2 See, e.g., section 19(a) of the Securities Act of 1933, 15USC 77s(a), and section 13(b)(1) of the Securities Exchange Act of 1934, 15 USC 78m(b)(1).

3 Accounting Series Release (ASR) No. 4 (April 1938) and ASR No. 150 (December 1972).

4 The EITF is a committee of accounting practitioners that assists the FASB in providing timely guidance on emerging issues and the implementation of existing standards. If the EITF reaches a consensus solution to an emerging or implementation issue, Commission or FASB action may not be considered necessary. The SEC Chief Accountant participates as an observer at EITF meetings.

5 Other members of the POB include former FASB Chairman, Donald Kirk; the Chairman of the Executive Committee for Lockheed and former Under Secretary of the Army, Norman Augustine; former Counselor to the President and former Secretary of Defense, Melvin Laird; and former SEC Commissioner, Aulana Peters.

6 See, "Statement From Big Five CEOs," dated December 4, 2001.

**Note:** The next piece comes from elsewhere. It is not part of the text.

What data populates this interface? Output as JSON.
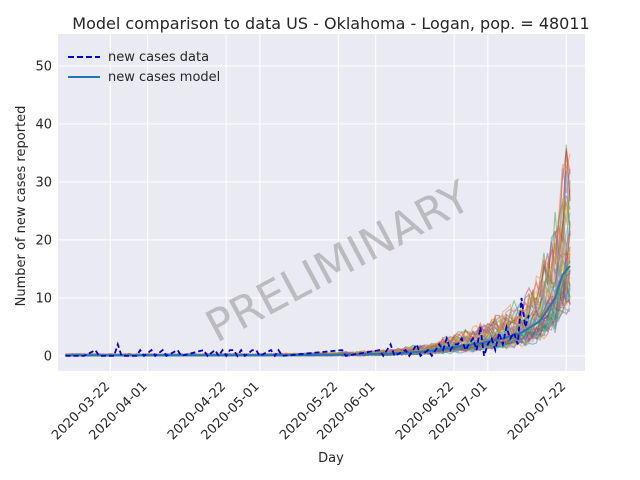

7 See, e.g., Remarks by SEC Chairman Harvey L. Pitt at the Fall Meeting of the ABA's Committee on Federal Regulation of Securities, dated November 16, 2001.

8 "AICPA Statement of James G. Castellano, AICPA Chair, Barry Melancon, AICPA President and CEO," dated December 4, 2001.

9 All registration statements potentially are subject to review by the staff of the DCF. Given the volume of filings each year, we fulfill this obligation by selectively reviewing registration statements and other documents that companies file with the Commission when they engage in public offerings and other transactions in publicly traded securities. We also selectively review periodic reports, such as those on Forms 10-K and Forms 10-Q, which public companies are required to file with the Commission, and current reports on Forms 8-K. These reports are designed to keep investors apprised of the companies' financial condition and results of operations on a periodic basis.

10 Two separate studies by Financial Executives International and Arthur Andersen indicate increases in the number of restatements by public companies over the past four years.

11 See: EITF Issue No. 90-15, Impact of Nonsubstantive Lessors, Residual Value Guarantees, and Other Provisions in Leasing Transactions; EITF Issue No. 96-21, Implementation Issues in Accounting for Leasing Transactions involving Special-Purpose Entities; and EITF Topic No. D-14, Transactions involving Special-Purpose Entities.

12 EITF Issue No. 85-1, Classifying Notes Received for Capital Stock, and SEC Staff Accounting Bulletin No. 40, Topic 4-E, Receivables from Sale of Stock.

13 A derivative is an instrument whose value is derived, in part, by reference to a stated index or other means. Derivative instruments are defined in Statement of Financial Accounting Standards No. 133, Accounting for Derivative Instruments and Hedging Activities.

14 EITF Issue No. 98-10, Accounting for Contracts Involved in Energy Trading and Risk Management Activities. These criteria require an analysis of many factors including capacity, customers, volume, internal controls and the contracts themselves.